Education became a critical site to advance the Islamization of Iran following the Iranian Revolution in 1979. Gradually taking shape through a number of reforms and phases that began with the Cultural Revolution (1980–1982), which aimed to return Shi’ite doctrine to Iranian schools, the newly established Islamic Republic utilized education as part and parcel to its sociopolitical endeavor of accelerating its ideological and religious reforms. Meanwhile, it was simultaneously expanding education as a means of socializing students with the intention of producing an Islamic society of law-abiding and devoted Muslims (Ashraf, 1997; Mehran, 1990; Paivandi, 2006, 2012; Shorish, 1988). With the adoption of the first major education law in 1987, 1 an important step toward the institutionalization of reforms was undertaken. The law underlines the importance of the idea of a return to the substance of Islam and the Koran that “is always absolutely true and valid for all times and in all places” (Paivandi, 2006, p. 8).

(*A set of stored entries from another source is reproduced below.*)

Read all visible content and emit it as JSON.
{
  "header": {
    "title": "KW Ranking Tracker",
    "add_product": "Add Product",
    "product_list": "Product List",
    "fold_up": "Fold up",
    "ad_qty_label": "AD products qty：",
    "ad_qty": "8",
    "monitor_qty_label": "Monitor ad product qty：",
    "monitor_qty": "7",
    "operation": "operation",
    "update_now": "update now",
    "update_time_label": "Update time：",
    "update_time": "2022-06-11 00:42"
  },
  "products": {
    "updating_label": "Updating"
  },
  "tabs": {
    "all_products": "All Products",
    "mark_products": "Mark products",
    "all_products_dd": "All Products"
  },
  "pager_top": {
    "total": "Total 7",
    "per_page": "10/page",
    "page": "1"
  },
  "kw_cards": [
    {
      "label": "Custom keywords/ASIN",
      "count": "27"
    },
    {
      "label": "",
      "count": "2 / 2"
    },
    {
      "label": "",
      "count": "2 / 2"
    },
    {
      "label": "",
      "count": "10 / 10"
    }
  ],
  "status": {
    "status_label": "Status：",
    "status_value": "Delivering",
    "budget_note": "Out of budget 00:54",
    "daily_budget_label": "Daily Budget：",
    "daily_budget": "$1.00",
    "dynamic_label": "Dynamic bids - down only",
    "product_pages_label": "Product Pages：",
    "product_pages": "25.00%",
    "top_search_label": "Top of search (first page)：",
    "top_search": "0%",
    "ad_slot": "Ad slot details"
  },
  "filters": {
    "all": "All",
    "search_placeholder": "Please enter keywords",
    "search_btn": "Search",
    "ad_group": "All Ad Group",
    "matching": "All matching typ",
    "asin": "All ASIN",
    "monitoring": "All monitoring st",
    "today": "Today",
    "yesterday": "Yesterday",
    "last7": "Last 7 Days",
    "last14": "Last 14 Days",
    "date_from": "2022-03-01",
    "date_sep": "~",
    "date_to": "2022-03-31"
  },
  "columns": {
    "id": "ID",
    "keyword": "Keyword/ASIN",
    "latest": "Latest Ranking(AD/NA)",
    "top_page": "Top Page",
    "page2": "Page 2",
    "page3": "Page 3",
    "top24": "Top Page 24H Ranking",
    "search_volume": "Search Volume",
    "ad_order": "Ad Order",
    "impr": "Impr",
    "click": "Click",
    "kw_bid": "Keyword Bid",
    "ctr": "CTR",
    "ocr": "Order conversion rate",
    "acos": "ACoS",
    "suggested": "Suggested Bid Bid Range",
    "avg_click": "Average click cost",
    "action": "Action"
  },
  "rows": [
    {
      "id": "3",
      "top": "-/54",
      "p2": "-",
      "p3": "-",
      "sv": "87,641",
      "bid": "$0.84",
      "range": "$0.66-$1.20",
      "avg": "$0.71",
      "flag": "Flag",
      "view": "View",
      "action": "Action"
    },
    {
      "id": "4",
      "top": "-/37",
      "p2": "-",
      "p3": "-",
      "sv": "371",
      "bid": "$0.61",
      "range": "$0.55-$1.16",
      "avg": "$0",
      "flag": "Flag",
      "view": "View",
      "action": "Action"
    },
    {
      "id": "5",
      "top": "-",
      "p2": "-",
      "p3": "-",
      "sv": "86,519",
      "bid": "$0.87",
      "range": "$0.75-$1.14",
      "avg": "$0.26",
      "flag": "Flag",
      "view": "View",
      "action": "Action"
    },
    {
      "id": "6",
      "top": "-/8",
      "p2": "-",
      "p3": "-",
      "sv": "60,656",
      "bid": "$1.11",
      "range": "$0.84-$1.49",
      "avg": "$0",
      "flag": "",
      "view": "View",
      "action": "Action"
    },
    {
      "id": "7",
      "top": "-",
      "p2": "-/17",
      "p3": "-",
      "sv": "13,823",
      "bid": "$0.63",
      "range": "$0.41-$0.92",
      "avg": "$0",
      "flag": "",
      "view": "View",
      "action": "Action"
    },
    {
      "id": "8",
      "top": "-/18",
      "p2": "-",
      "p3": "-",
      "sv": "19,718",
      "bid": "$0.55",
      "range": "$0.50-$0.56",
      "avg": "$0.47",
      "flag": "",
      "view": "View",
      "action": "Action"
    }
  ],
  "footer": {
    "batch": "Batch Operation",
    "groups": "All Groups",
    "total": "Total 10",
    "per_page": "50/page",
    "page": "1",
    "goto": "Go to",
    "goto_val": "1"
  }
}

Emphasizing an ideological framework based largely on the principles and laws of Shi’ite Islam, the law contended that schools must uphold the “sacred” mission of helping shape new pious Muslims and virtuous believers in the service of their Islamic society; where purification was to take precedence over formal education (Safi, 2000). Outlining 14 main objectives of the Iranian education system, nine of them directly addressed religious, ideological, and ethical matters and specified the role that education and school curriculum must play in ensuring student’s adherence to the Islamic Revolution and Islamic virtues (Paivandi, 2006; Safi, 2000). With the return of religious education to Iranian schools and the Islamization of Iranian society, the revision and restructuring of gender norms and relations between the sexes simultaneously became Islamized and altered, which the new Iranian education system reflected and helped accelerate.